In its current state, Connecticut’s FCA only applies to programs administered by nine state agencies, even though almost one hundred different agencies, offices, and quasi-public agencies spend tax dollars on behalf of the state. As a result of this limited authority, many state legislators and prosecutors have recently sought to expand the scope and authority of the State’s FCA to strengthen its ability to combat fraud.
House Bill 6926, which passed the State House in a 138-7 vote, resulted from this push to strengthen Connecticut’s FCA and bring the State’s anti-fraud legislation up to par with its neighboring states. The proposed bill would expand the reach of the State’s FCA to include most programs and benefits that receive State funding. This expansion would remove the current limitations on what agencies can be investigated under the FCA, allowing the State’s Office of Attorney General to pursue fraud and abuse of tax dollars anywhere in the State’s government.

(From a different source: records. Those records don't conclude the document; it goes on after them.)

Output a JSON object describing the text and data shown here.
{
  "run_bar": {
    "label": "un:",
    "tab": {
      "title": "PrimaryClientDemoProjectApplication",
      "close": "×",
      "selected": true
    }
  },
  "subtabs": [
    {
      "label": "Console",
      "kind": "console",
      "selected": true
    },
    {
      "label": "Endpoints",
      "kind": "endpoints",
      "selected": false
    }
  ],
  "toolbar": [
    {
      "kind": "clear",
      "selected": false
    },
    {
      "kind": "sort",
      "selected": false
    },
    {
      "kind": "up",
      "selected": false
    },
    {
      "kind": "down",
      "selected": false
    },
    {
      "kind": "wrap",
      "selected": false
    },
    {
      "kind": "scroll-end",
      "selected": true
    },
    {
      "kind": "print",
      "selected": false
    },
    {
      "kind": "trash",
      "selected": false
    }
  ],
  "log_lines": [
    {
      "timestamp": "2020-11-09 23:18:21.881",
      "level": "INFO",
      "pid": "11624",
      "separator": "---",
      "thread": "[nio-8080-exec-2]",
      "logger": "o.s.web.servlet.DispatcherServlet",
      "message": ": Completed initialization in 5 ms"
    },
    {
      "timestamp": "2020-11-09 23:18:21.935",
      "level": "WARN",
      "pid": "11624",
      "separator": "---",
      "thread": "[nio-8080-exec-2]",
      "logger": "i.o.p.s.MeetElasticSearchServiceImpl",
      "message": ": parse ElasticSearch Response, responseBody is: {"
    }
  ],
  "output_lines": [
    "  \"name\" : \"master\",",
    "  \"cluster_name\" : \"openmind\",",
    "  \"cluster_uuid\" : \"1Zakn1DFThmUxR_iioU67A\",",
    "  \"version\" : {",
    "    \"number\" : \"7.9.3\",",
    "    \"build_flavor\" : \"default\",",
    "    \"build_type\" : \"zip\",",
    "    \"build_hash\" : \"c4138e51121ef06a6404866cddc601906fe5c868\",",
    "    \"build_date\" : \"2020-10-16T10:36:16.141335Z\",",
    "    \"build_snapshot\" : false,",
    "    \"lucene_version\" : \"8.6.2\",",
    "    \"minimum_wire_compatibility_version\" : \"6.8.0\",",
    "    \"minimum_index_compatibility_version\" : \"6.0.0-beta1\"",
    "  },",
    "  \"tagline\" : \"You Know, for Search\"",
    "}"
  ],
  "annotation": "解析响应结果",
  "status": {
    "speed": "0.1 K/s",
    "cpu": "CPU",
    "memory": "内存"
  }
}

This more comprehensive authority would increase the State’s power to pursue fraud cases involving industries other than healthcare and allow FCA cases to be handled flexibly and efficiently. States with similar False Claims Acts have successfully pursued cases regarding wage theft, contracting requirements, defective equipment, construction conditions, environmental testing, and more.
Due to the popularity and bipartisan appeal of the bill, it’s likely to make it past the State Senate and become a permanent feature of Connecticut law. It remains to be seen how whistleblowers and State prosecutors utilize the statute and what industries, if any, emerge as the primary focal points of enforcement efforts. That being said, the bill will undoubtedly increase the effectiveness of the State’s fraud-fighting efforts.